Amerika Serikat harus mulai sadar, dalam tingkat tertentu mereka terisolasi dari perkembangan dunia. Saya sebut satu pesaing saja: Tiongkok. Pada 1990 Tiongkok menyumbang 2 persen total pendapatan domestic bruto global. Kini angka itu sudah berlipat empat, menjadi 8 persen dan tentu masih akan terus meningkat. 

Tak hanya lebih digdaya secara ekonomi, daya jangkau militernya juga semakin jangkung. Sejak 2008, Angkatan Laut Tiongkok telah mengawal lebih dari 4,300 kapal di Teluk Aden. Belanja Pertahanan Beijing akan melampui Amerika pada 2025.

Secara geopolitik Amerika Serikat juga semakin tertinggal dengan Tiongkok. Lihat lah markas Uni Afrika yang mentereng di Addis Ababa, Etiopia, dibangun oleh Tiongkok dengan nilai lebih dari $200 juta. Bahkan, saat peresmian, seorang petinggi Politbiro Partai Komunis Tiongkok ikut datang. 

Belum jika kita bicara kiprah Perdana Menteri Turki Recep Tayip Erdogan yang perannya semakin menentukan. Erdogan yang terpilih kembali karena kesuksesan menciptakan lapangan kerja baru di dalam negeri, juga semakin giat menyerukan solidaritas dunia Islam untuk kemerdekaan Palestina.

Agaknya sudah terang, Amerika Serikat bukan lagi kutub, bukan pusat gravitasi tata dunia baru ini. Jika lebih jauh kita memangdang sekeliling, bangunan tertinggi di dunia kini tertelak di Dubai bukan di Times Square Garden, orang terkaya sedunia  berasal dari Meksiko bukan di Silikon Valley, pesawat terbesar di dunia dirakit di Rusia bukan di Chicago, perusahaan dagang terbesar di dunia ada di Tiongkok. 
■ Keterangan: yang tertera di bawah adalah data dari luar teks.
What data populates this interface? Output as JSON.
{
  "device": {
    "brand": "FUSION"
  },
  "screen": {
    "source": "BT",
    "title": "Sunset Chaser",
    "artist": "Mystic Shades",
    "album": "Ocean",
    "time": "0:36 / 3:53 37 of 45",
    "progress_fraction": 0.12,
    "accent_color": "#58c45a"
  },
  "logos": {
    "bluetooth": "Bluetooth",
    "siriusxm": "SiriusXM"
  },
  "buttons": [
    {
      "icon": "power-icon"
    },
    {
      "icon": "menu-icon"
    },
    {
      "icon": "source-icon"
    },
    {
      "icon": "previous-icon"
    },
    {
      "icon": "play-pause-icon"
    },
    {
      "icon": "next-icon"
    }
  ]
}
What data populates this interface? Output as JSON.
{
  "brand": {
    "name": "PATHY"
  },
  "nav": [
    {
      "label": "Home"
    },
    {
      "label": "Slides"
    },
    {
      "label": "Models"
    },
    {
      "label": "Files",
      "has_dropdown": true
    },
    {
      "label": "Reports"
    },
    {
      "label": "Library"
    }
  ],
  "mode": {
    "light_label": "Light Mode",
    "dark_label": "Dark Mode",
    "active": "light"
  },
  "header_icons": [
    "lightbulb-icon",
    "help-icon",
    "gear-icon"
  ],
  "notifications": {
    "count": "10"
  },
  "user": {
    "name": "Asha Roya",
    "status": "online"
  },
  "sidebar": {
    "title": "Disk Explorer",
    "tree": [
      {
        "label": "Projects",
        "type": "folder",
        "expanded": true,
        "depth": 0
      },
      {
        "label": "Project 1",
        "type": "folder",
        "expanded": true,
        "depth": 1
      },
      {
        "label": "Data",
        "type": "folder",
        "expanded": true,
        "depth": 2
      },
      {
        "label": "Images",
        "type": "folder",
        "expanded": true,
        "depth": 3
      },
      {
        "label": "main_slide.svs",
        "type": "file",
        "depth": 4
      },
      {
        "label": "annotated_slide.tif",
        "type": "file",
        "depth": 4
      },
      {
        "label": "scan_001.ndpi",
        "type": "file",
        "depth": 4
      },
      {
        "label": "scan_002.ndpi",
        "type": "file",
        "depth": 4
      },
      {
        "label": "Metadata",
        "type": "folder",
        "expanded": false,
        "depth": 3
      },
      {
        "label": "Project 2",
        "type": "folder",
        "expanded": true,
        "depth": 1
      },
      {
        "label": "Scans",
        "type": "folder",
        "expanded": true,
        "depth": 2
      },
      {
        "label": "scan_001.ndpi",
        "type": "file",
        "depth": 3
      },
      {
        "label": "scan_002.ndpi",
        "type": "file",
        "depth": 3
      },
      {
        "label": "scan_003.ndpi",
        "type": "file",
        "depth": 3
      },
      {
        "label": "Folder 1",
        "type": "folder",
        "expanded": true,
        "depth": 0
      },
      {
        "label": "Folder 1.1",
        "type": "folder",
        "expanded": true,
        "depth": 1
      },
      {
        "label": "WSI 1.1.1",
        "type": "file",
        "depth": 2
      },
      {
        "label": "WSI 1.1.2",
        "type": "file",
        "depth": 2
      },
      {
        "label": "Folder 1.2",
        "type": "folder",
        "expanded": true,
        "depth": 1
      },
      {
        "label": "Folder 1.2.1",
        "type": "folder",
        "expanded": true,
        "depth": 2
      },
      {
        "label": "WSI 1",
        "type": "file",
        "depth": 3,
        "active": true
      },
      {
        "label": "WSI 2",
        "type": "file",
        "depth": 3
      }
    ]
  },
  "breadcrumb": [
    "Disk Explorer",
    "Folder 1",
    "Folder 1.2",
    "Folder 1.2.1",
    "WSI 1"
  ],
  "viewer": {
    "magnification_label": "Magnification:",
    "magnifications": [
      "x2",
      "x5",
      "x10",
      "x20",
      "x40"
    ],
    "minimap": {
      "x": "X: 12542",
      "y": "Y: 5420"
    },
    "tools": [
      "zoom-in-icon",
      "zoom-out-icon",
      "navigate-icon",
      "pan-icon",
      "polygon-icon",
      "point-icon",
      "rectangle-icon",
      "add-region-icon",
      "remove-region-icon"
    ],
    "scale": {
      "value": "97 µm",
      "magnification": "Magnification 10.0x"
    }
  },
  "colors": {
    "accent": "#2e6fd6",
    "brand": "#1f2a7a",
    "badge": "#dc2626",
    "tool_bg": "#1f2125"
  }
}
Penguasa ikon ikon kebudayaan pop pun sudah bergesar. Komidi putar raksasa ada di Singapura, kasino terbaik bukan lagi di Las Vegas tapi di Makau, industri film terbesar (secara jumlah produksi dan jumlah tiket yang terjual) bukan lagi di Hollywood, tapi di New Delhi (Bollywood).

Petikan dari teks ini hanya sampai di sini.